Trump’s imperial fantasy is rooted in a very real struggle between nations for control of the submerged world under the Arctic ocean, and has everything to do with what’s happening to the region as the climate warms.
The real reason Trump may want Greenland turns out to be below the surface. Literally. We’re talking about a secret mountain range you’ve never heard of.
And this strategic impulse reveals that the right feels differently about climate change than it lets on.
To explain all of this, we talked to paleontologist, evolutionary biologist, and veteran science communicator Neil Shubin. Dr.
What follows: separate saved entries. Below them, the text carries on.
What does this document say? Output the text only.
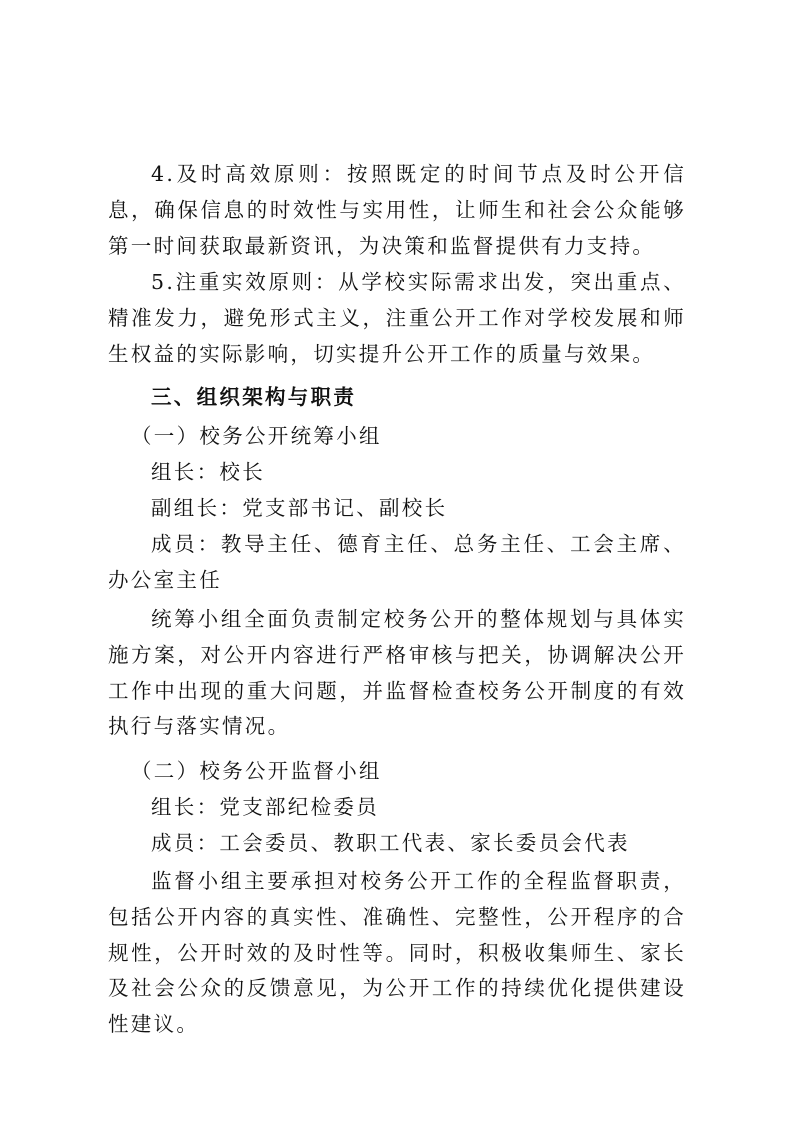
4.及时高效原则：按照既定的时间节点及时公开信息，确保信息的时效性与实用性，让师生和社会公众能够第一时间获取最新资讯，为决策和监督提供有力支持。

5.注重实效原则：从学校实际需求出发，突出重点、精准发力，避免形式主义，注重公开工作对学校发展和师生权益的实际影响，切实提升公开工作的质量与效果。

三、组织架构与职责

（一）校务公开统筹小组

组长：校长

副组长：党支部书记、副校长

成员：教导主任、德育主任、总务主任、工会主席、办公室主任

统筹小组全面负责制定校务公开的整体规划与具体实施方案，对公开内容进行严格审核与把关，协调解决公开工作中出现的重大问题，并监督检查校务公开制度的有效执行与落实情况。

（二）校务公开监督小组

组长：党支部纪检委员

成员：工会委员、教职工代表、家长委员会代表

监督小组主要承担对校务公开工作的全程监督职责，包括公开内容的真实性、准确性、完整性，公开程序的合规性，公开时效的及时性等。同时，积极收集师生、家长及社会公众的反馈意见，为公开工作的持续优化提供建设性建议。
Shubin — who’s famous for his co-discovery of Tiktaalik, the “fish with feet” that lived 375 million years ago and is one of the likely common ancestors of all terrestrial vertebrates — has worked in the polar regions for more than 30 years, and has a new book out next week, titled Ends of the Earth: Journeys to the Polar Regions in Search of Life, the Cosmos, and our Future, which is a history of exploration of the Arctic and Antarctic, a meditation on how humanity’s story is one of our relationship to what happens at the poles, and an unlikely guide to current events.
Your new book about the history of polar exploration ends up in a discussion of the politics of today, of saber-rattling over Greenland and secret missions to stake out claims on the continental shelf at the North Pole. And now a lot of people in the United States and northern Europe are going to be thinking a lot more about the Arctic. Why is it so important now for people to understand their connection to the poles?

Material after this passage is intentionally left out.